Inflammation and Cardiovascular Disease Associated With Hemodialysis for End-Stage Renal Disease

Abstract

Chronic kidney disease (CKD) and cardiac insufficiency often co-exist, particularly in uremic patients on hemodialysis (HD). The occurrence of abnormal renal function in patients with cardiac insufficiency is often indicative of a poor prognosis. It has long been established that in patients with cardiac insufficiency, poorer renal function tends to indicate poorer cardiac mechanics, including left atrial reserve strain, left ventricular longitudinal strain, and right ventricular free wall strain (Unger et al., Eur J Heart Fail, 2016, 18(1), 103-12). Similarly, patients with chronic kidney disease, particularly uremic patients on HD, often have cardiovascular complications in addition to abnormal endothelial function with volume overload, persistent inflammatory states, calcium overload, and imbalances in redox responses. Cardiac insufficiency due to uremia is therefore mainly due to multifaceted non-specific pathological changes rather than pure renal insufficiency. Several studies have shown that the risk of adverse cardiovascular events is greatly increased and persistent in all patients treated with HD, especially in those who have just started HD treatment. Inflammation, as an important intersection between CKD and cardiovascular disease, is involved in the development of cardiovascular complications in patients with CKD and is indicative of prognosis (Chan et al., Eur Heart J, 2021, 42(13), 1244-1253). Therefore, only by understanding the mechanisms underlying the sequential development of inflammation in CKD patients and breaking the vicious circle between inflammation-mediated renal and cardiac insufficiency is it possible to improve the prognosis of patients with end-stage renal disease (ESRD).

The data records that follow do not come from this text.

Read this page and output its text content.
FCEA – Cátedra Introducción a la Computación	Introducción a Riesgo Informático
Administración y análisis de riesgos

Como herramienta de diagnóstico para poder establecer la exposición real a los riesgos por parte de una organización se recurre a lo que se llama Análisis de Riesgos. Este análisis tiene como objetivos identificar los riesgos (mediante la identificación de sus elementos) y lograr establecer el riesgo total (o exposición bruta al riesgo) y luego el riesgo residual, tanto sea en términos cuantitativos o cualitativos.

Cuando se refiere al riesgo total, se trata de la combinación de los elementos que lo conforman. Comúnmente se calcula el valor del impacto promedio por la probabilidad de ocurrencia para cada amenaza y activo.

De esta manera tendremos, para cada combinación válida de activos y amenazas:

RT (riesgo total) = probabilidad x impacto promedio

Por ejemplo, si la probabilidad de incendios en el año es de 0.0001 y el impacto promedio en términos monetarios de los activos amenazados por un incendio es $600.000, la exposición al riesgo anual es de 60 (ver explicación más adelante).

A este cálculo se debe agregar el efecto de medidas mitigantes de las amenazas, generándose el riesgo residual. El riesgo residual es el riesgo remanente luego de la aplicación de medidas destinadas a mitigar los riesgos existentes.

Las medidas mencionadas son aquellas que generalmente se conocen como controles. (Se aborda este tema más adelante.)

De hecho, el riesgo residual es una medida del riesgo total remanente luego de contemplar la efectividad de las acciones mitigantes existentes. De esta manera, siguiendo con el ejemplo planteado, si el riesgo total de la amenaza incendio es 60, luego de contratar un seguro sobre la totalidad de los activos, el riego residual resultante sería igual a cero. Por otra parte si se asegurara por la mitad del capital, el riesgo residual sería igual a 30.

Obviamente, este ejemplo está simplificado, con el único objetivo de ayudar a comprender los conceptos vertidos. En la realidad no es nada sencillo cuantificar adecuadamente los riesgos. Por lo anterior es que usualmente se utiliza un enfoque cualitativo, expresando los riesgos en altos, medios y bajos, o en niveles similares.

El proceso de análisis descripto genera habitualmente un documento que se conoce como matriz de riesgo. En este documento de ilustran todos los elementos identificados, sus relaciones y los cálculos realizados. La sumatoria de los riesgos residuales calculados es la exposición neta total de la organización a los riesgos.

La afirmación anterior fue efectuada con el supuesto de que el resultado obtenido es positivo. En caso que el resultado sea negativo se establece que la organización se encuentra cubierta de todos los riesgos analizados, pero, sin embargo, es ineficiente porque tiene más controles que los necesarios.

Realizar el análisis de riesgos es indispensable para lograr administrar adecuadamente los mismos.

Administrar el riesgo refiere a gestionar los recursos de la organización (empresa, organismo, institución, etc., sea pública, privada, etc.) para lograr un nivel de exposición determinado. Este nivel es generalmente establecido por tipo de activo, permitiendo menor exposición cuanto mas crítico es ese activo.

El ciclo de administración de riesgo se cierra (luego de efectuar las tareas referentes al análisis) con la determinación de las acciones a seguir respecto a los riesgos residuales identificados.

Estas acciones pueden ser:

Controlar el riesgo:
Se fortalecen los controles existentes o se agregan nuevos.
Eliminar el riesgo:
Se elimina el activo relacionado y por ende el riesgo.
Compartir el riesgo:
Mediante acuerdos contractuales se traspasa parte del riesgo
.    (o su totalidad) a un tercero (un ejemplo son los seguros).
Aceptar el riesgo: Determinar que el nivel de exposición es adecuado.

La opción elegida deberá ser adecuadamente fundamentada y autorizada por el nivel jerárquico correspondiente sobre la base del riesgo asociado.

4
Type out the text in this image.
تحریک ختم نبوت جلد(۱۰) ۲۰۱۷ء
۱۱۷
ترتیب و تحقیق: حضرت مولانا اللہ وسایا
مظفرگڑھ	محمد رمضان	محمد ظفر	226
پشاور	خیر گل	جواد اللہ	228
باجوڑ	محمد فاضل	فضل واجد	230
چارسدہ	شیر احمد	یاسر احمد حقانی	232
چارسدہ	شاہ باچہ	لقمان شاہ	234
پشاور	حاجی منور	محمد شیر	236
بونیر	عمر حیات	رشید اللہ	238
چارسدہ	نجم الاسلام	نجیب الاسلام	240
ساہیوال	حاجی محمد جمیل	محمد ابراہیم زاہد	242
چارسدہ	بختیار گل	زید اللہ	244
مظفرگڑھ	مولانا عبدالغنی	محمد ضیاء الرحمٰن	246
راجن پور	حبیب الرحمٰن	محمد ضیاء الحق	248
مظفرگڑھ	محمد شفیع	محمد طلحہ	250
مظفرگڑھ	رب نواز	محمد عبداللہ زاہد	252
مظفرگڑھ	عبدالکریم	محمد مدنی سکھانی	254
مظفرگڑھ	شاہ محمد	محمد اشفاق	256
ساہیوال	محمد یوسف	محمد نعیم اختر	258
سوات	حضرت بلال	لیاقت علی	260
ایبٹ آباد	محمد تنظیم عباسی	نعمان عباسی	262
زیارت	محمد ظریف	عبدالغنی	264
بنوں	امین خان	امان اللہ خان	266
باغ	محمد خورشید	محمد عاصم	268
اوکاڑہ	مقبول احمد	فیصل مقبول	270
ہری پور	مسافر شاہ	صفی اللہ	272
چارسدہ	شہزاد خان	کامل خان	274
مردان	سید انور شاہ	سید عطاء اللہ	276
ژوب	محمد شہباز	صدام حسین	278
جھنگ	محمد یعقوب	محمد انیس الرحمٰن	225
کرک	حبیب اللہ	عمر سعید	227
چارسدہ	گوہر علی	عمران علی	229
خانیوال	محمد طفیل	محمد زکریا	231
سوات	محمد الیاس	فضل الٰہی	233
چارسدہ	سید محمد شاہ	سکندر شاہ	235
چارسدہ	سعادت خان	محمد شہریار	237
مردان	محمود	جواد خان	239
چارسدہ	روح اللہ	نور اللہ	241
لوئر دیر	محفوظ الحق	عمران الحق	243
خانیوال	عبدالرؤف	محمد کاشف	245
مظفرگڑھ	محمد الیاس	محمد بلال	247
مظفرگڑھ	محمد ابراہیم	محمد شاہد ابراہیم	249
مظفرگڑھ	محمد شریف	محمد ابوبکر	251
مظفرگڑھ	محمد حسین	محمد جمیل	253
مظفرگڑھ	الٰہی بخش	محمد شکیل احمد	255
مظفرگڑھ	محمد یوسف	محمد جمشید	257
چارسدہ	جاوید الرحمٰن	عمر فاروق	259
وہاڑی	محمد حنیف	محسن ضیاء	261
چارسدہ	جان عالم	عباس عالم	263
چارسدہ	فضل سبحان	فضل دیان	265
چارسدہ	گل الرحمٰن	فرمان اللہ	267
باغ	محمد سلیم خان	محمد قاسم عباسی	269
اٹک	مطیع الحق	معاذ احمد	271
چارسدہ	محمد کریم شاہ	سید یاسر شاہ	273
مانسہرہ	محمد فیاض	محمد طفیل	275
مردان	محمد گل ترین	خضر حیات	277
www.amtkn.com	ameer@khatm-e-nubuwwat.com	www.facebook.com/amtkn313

This review highlights the mechanisms of inflammation and the oxidative stress that co-exists with inflammation in uremic patients on dialysis, as well as the mechanisms of cardiovascular complications in the inflammatory state, and provides clinical recommendations for the anti-inflammatory treatment of cardiovascular complications in such patients.

Keywords: cardiovascular disease; chronic kidney disease; complement activation pathway; hemodialysis; immune response; inflammation; oxidative stress.

FIGURE 1

Complement activation promotes coagulation. C3, the initiator of the complement activation pathway, can be cleaved into effector components, namely C3a and C3b. In CKD-induced complement activation, C3a directly promotes coagulation by enhancing platelet aggregation and adhesion. Meanwhile, C3b promotes the synthesis of C5 convertase to induce C5 cleavage to produce C5a and C5b. C5a directly stimulates neutrophils and monocytes to increase the expression of TF and thus induce thrombosis. In renal replacement therapy, C5b comes into contact with the dialysis membrane and, together with multiple complements (C6–C9), mediates the production of MAC and induces coagulation. In turn, coagulation secondary to complement activation can amplify complement and coagulation activation through positive feedback from thrombin on C3 cleavage. TF, tissue factor; MAC, membrane attack complex; AP, alternative pathway; LP, lectin pathway; CP, classical pathway.

FIGURE 2

The occurrence of renal oxidative stress affects mitochondrial structure and function. (A). In normal humans, oxidative phosphorylation, tricarboxylic acid cycle, and FA-β-oxidation provide energy to the kidney and induce the production of low doses of ROS. OXPHOS mainly provide ATP to the proximal tubule to maintain the normal physiological function of the kidney. A decrease in OXPHOS capacity during kidney damage leads to an increase in NOX levels. Abnormal NOX levels lead to excessive ROS production exacerbating oxidative stress and inflammation and inducing the development of renal fibrosis. Meanwhile, renal disease impairs mitochondrial function during OXPHOS due to reduced renal degradation of H₂O₂ a FA-βnd disrupts FA-β oxidation. overexpression of CD36 leads to reduced lipid metabolism resulting in involvement and causes impaired FA-β oxidation, leading to excessive ROS production (Ge et al., 2020; Martínez-Klimova et al., 2020). Excess ROS leads to growth mitochondrial damage, 1) decreased mitochondrial protein synthesis, and increased catabolism (Liesa and Shirihai, 2013). 2) Increased mitochondrial autophagy, which occurs mainly through degradation of proteasomes by the PINK1-Parkin pathway and phagocytic receptor interactions. (B). Excess ROS impair FA-β-oxidation by impairing TCA cycle function. reduced FA-β-oxidation leads to lipid accumulation and aggravates renal function. In turn, impaired FA β-oxidation leads to a decrease in acetyl coenzyme A, further diminishing TCA capacity (Bobulescu, 2010). ROS, reactive oxygen species; OS, oxidative stress; OXPHOS, oxidative phosphorylation; TCA, tricarboxylic acid cycle; NOX, nicotinamide adenine dinucleotide phosphate (NADPH) oxidase; H₂O₂, hydrogen peroxide; CD36, long-chain FA fractionation cluster36.